I should have told Magoo thanks, but his chain saw was too loud for him to have heard me hollering through the open window.
I forgot about painting and drove into town looking for yard sales. I figured I could probably find an aquarium if I looked hard enough. When I hit the pavement and the houses grew closer and closer together, I realized I hadn’t been into town for almost three weeks. I never thought that my small hometown would feel like a metropolis, but today, with the main street closed off for the farmer’s market and people milling about everywhere, Quimby could have been Seattle for all of the traffic and noise. I decided to pick up a paper and have breakfast at the Miss Quimby Diner before I set out on my search.

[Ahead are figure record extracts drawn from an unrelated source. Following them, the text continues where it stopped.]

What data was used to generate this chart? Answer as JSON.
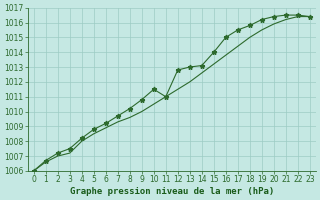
{
  "title": "Graphe pression niveau de la mer (hPa)",
  "x": [
    0,
    1,
    2,
    3,
    4,
    5,
    6,
    7,
    8,
    9,
    10,
    11,
    12,
    13,
    14,
    15,
    16,
    17,
    18,
    19,
    20,
    21,
    22,
    23
  ],
  "line1_with_markers": [
    1006.0,
    1006.7,
    1007.2,
    1007.5,
    1008.2,
    1008.8,
    1009.2,
    1009.7,
    1010.2,
    1010.8,
    1011.5,
    1011.0,
    1012.8,
    1013.0,
    1013.1,
    1014.0,
    1015.0,
    1015.5,
    1015.8,
    1016.2,
    1016.4,
    1016.5,
    1016.5,
    1016.4
  ],
  "line2_smooth": [
    1006.0,
    1006.6,
    1007.0,
    1007.2,
    1008.0,
    1008.5,
    1008.9,
    1009.3,
    1009.6,
    1010.0,
    1010.5,
    1011.0,
    1011.5,
    1012.0,
    1012.6,
    1013.2,
    1013.8,
    1014.4,
    1015.0,
    1015.5,
    1015.9,
    1016.2,
    1016.4,
    1016.4
  ],
  "ylim": [
    1006,
    1017
  ],
  "xlim": [
    -0.5,
    23.5
  ],
  "yticks": [
    1006,
    1007,
    1008,
    1009,
    1010,
    1011,
    1012,
    1013,
    1014,
    1015,
    1016,
    1017
  ],
  "xticks": [
    0,
    1,
    2,
    3,
    4,
    5,
    6,
    7,
    8,
    9,
    10,
    11,
    12,
    13,
    14,
    15,
    16,
    17,
    18,
    19,
    20,
    21,
    22,
    23
  ],
  "line_color": "#2d6a2d",
  "marker": "*",
  "bg_color": "#c5e8e3",
  "grid_color": "#9dccc4",
  "title_color": "#1a5c1a",
  "tick_fontsize": 5.5,
  "title_fontsize": 6.5,
  "linewidth": 0.8,
  "markersize": 3.5
}
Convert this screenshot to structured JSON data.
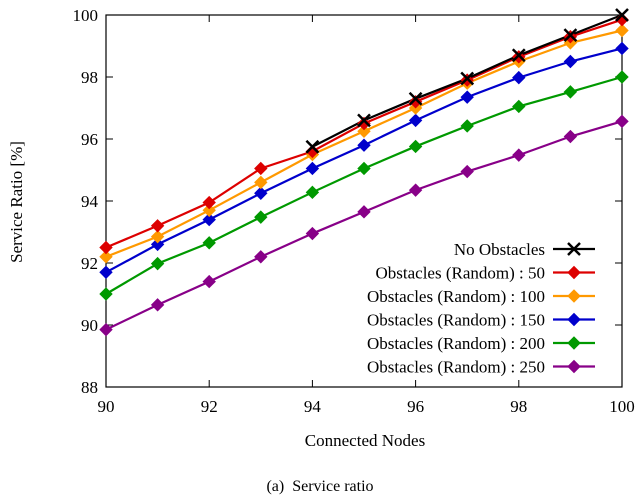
{
  "chart_data": {
    "type": "line",
    "caption": "(a)  Service ratio",
    "xlabel": "Connected Nodes",
    "ylabel": "Service Ratio [%]",
    "xlim": [
      90,
      100
    ],
    "ylim": [
      88,
      100
    ],
    "xticks": [
      90,
      92,
      94,
      96,
      98,
      100
    ],
    "yticks": [
      88,
      90,
      92,
      94,
      96,
      98,
      100
    ],
    "grid": false,
    "legend_position": "bottom-right",
    "x": [
      90,
      91,
      92,
      93,
      94,
      95,
      96,
      97,
      98,
      99,
      100
    ],
    "series": [
      {
        "name": "No Obstacles",
        "color": "#000000",
        "marker": "x",
        "values": [
          null,
          null,
          null,
          null,
          95.75,
          96.6,
          97.3,
          97.95,
          98.7,
          99.35,
          100.0
        ]
      },
      {
        "name": "Obstacles (Random) :   50",
        "color": "#dd0000",
        "marker": "diamond",
        "values": [
          92.5,
          93.2,
          93.95,
          95.05,
          95.6,
          96.5,
          97.2,
          97.9,
          98.65,
          99.3,
          99.85
        ]
      },
      {
        "name": "Obstacles (Random) : 100",
        "color": "#ff9900",
        "marker": "diamond",
        "values": [
          92.2,
          92.85,
          93.7,
          94.6,
          95.5,
          96.25,
          97.0,
          97.8,
          98.5,
          99.1,
          99.5
        ]
      },
      {
        "name": "Obstacles (Random) : 150",
        "color": "#0000cc",
        "marker": "diamond",
        "values": [
          91.7,
          92.6,
          93.4,
          94.25,
          95.05,
          95.8,
          96.6,
          97.35,
          97.98,
          98.5,
          98.92
        ]
      },
      {
        "name": "Obstacles (Random) : 200",
        "color": "#009900",
        "marker": "diamond",
        "values": [
          91.0,
          91.98,
          92.65,
          93.48,
          94.28,
          95.05,
          95.76,
          96.42,
          97.05,
          97.52,
          98.0
        ]
      },
      {
        "name": "Obstacles (Random) : 250",
        "color": "#880088",
        "marker": "diamond",
        "values": [
          89.85,
          90.65,
          91.4,
          92.2,
          92.95,
          93.65,
          94.35,
          94.95,
          95.48,
          96.08,
          96.57
        ]
      }
    ]
  }
}
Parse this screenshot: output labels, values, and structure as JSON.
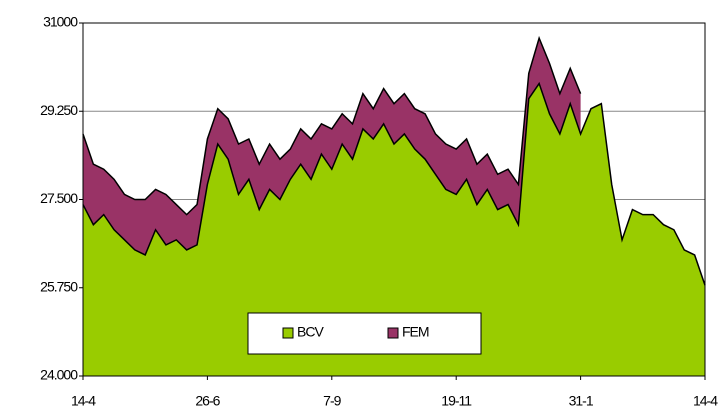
{
  "chart_data": {
    "type": "area",
    "categories": [
      "14-4",
      null,
      null,
      null,
      null,
      null,
      null,
      null,
      null,
      null,
      null,
      null,
      "26-6",
      null,
      null,
      null,
      null,
      null,
      null,
      null,
      null,
      null,
      null,
      null,
      "7-9",
      null,
      null,
      null,
      null,
      null,
      null,
      null,
      null,
      null,
      null,
      null,
      "19-11",
      null,
      null,
      null,
      null,
      null,
      null,
      null,
      null,
      null,
      null,
      null,
      "31-1",
      null,
      null,
      null,
      null,
      null,
      null,
      null,
      null,
      null,
      null,
      null,
      "14-4"
    ],
    "series": [
      {
        "name": "FEM",
        "color": "#993366",
        "values": [
          28800,
          28200,
          28100,
          27900,
          27600,
          27500,
          27500,
          27700,
          27600,
          27400,
          27200,
          27400,
          28700,
          29300,
          29100,
          28600,
          28700,
          28200,
          28600,
          28300,
          28500,
          28900,
          28700,
          29000,
          28900,
          29200,
          29000,
          29600,
          29300,
          29700,
          29400,
          29600,
          29300,
          29200,
          28800,
          28600,
          28500,
          28700,
          28200,
          28400,
          28000,
          28100,
          27800,
          30000,
          30700,
          30200,
          29600,
          30100,
          29600,
          null,
          null,
          null,
          null,
          null,
          null,
          null,
          null,
          null,
          null,
          null,
          null
        ]
      },
      {
        "name": "BCV",
        "color": "#99cc00",
        "values": [
          27400,
          27000,
          27200,
          26900,
          26700,
          26500,
          26400,
          26900,
          26600,
          26700,
          26500,
          26600,
          27800,
          28600,
          28300,
          27600,
          27900,
          27300,
          27700,
          27500,
          27900,
          28200,
          27900,
          28400,
          28100,
          28600,
          28300,
          28900,
          28700,
          29000,
          28600,
          28800,
          28500,
          28300,
          28000,
          27700,
          27600,
          27900,
          27400,
          27700,
          27300,
          27400,
          27000,
          29500,
          29800,
          29200,
          28800,
          29400,
          28800,
          29300,
          29400,
          27800,
          26700,
          27300,
          27200,
          27200,
          27000,
          26900,
          26500,
          26400,
          25800
        ]
      }
    ],
    "ylim": [
      24000,
      31000
    ],
    "yticks": [
      {
        "value": 24000,
        "label": "24.000"
      },
      {
        "value": 25750,
        "label": "25.750"
      },
      {
        "value": 27500,
        "label": "27.500"
      },
      {
        "value": 29250,
        "label": "29.250"
      },
      31000
    ],
    "grid": true
  }
}
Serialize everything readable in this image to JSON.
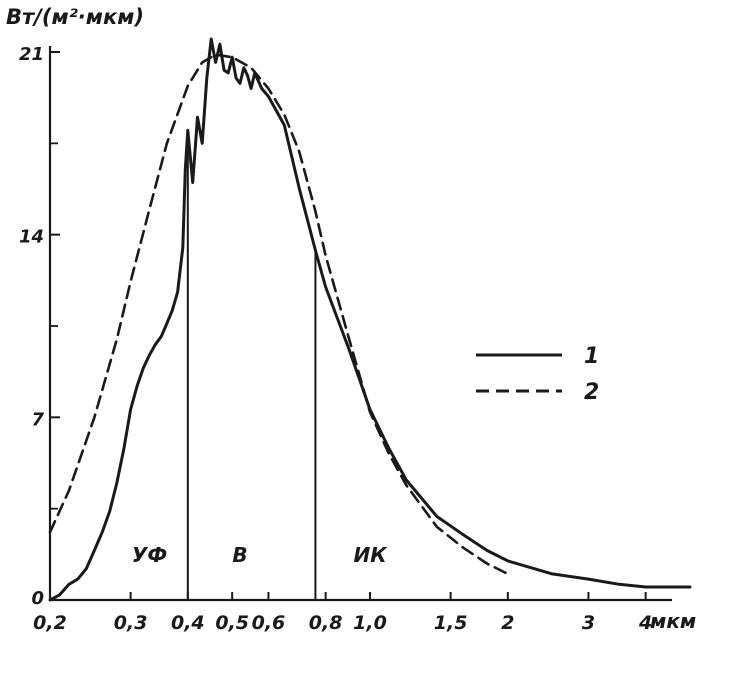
{
  "chart_data": {
    "type": "line",
    "ylabel": "Вт/(м²·мкм)",
    "xunit": "мкм",
    "x_scale": "log",
    "xlim": [
      0.2,
      5.0
    ],
    "ylim": [
      0,
      21
    ],
    "ytick_labels": [
      "0",
      "7",
      "14",
      "21"
    ],
    "yticks": [
      0,
      7,
      14,
      21
    ],
    "xticks": [
      0.2,
      0.3,
      0.4,
      0.5,
      0.6,
      0.8,
      1.0,
      1.5,
      2,
      3,
      4
    ],
    "xtick_labels": [
      "0,2",
      "0,3",
      "0,4",
      "0,5",
      "0,6",
      "0,8",
      "1,0",
      "1,5",
      "2",
      "3",
      "4"
    ],
    "band_boundaries": [
      0.4,
      0.76
    ],
    "band_labels": [
      "УФ",
      "В",
      "ИК"
    ],
    "band_label_x": [
      0.33,
      0.52,
      1.0
    ],
    "legend_position": "right",
    "series": [
      {
        "name": "1",
        "style": "solid",
        "x": [
          0.2,
          0.21,
          0.22,
          0.23,
          0.24,
          0.25,
          0.26,
          0.27,
          0.28,
          0.29,
          0.3,
          0.31,
          0.32,
          0.33,
          0.34,
          0.35,
          0.36,
          0.37,
          0.38,
          0.39,
          0.395,
          0.4,
          0.41,
          0.42,
          0.43,
          0.44,
          0.45,
          0.46,
          0.47,
          0.48,
          0.49,
          0.5,
          0.51,
          0.52,
          0.53,
          0.54,
          0.55,
          0.56,
          0.58,
          0.6,
          0.65,
          0.7,
          0.76,
          0.8,
          0.9,
          1.0,
          1.1,
          1.2,
          1.4,
          1.6,
          1.8,
          2.0,
          2.5,
          3.0,
          3.5,
          4.0,
          5.0
        ],
        "y": [
          0,
          0.2,
          0.6,
          0.8,
          1.2,
          1.9,
          2.6,
          3.4,
          4.5,
          5.8,
          7.3,
          8.2,
          8.9,
          9.4,
          9.8,
          10.1,
          10.6,
          11.1,
          11.8,
          13.5,
          16.5,
          18.0,
          16.0,
          18.5,
          17.5,
          20.0,
          21.5,
          20.6,
          21.3,
          20.3,
          20.2,
          20.8,
          20.0,
          19.8,
          20.4,
          20.1,
          19.6,
          20.2,
          19.6,
          19.3,
          18.2,
          15.8,
          13.4,
          12.0,
          9.6,
          7.3,
          5.8,
          4.6,
          3.2,
          2.5,
          1.9,
          1.5,
          1.0,
          0.8,
          0.6,
          0.5,
          0.5
        ]
      },
      {
        "name": "2",
        "style": "dashed",
        "x": [
          0.2,
          0.22,
          0.25,
          0.28,
          0.3,
          0.33,
          0.36,
          0.4,
          0.43,
          0.46,
          0.5,
          0.55,
          0.6,
          0.65,
          0.7,
          0.76,
          0.8,
          0.9,
          1.0,
          1.1,
          1.2,
          1.4,
          1.6,
          1.8,
          2.0
        ],
        "y": [
          2.6,
          4.2,
          7.0,
          10.0,
          12.2,
          15.0,
          17.5,
          19.7,
          20.6,
          20.9,
          20.8,
          20.4,
          19.6,
          18.6,
          17.2,
          14.9,
          13.2,
          10.0,
          7.2,
          5.6,
          4.4,
          2.8,
          2.0,
          1.4,
          1.0
        ]
      }
    ]
  }
}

When I walked into the diner, I could feel eyes on me like black flies. Glances swarming. The difference, I supposed, between this place and the city is that there is no such thing as anonymity here. And it had been way too long for me to blend in anymore. Faces were familiar, most I knew from high school. Faces grown longer, more tired. Eyes widened by time. Lips drawn. I kept my head down, some sort of Hester Prynne I imagined.
“Hi, Effie.” The waitress smiled. My eyes darted quickly to her name tag. Maggie.
“Hi, Maggie.” I smiled. I recognized her.
“Coffee?” she asked, but she was already pouring the thick black diner coffee into the small white coffee mug.
“Thank you,” I said and watched her hands. Her nails were painted carefully, that shade of red I’ve always associated with being grown up. And I wondered, was it possible that she was my age? This girl, Maggie, who used to sit next to me in biology in the ninth grade, drawing endless circles on the brown paper cover of her textbook. Softly snoring during the dreary films of spiders spinning their intricate webs.
“Did you and that guy, what was his name? Mac? Max?”
I nodded.
“Did you get married?” she asked and took her notepad and pen from her apron pocket.
I shook my head.
“Oh, I’m sorry.” She blushed. “It’s just you too looked so cute together when you used to come in here on Sundays. I was sure you’d be married by now.”
“Nope,” I said and sipped the hot coffee. It burned my tongue, but I wouldn’t swallow it. If my tongue became ignited, I wouldn’t have to speak.
“Probably better off without him anyways.” She smiled. “Dog?”
“Huh?” I ask.
“Was he a dog? You know, good-for-nothing. Good for one thing maybe.” She winked. “I’m just foolin’ with you.”
After she handed me the laminated menu, I watched her walk away. I tried to imagine how Max and I must have looked to her. It amazed me that she remembered us that way. I remembered Sundays as silent. The long drive into town, Max bleary-eyed and sober. The newspaper a wall between us. The bitter grapefruit and cold silver spoon. Max’s plate spilling syrup and strawberries. Texas-style French toast, batter dipped and deep-fried. Ice cream. This sweet decadence of his nauseating me. How must this have looked to Maggie? I didn’t seem to recollect her ever looking at us longingly, the way I used to catch myself peering at couples with interlaced arms and that gentle contentment of being together. I didn’t remember ever feeling envied. I only remembered the white of vanilla ice cream on Max’s stubbly chin and the sting of citrus in that place inside my mouth where I bit the skin away to remind myself that I wasn’t dreaming. That all of this was real. That I was still alive.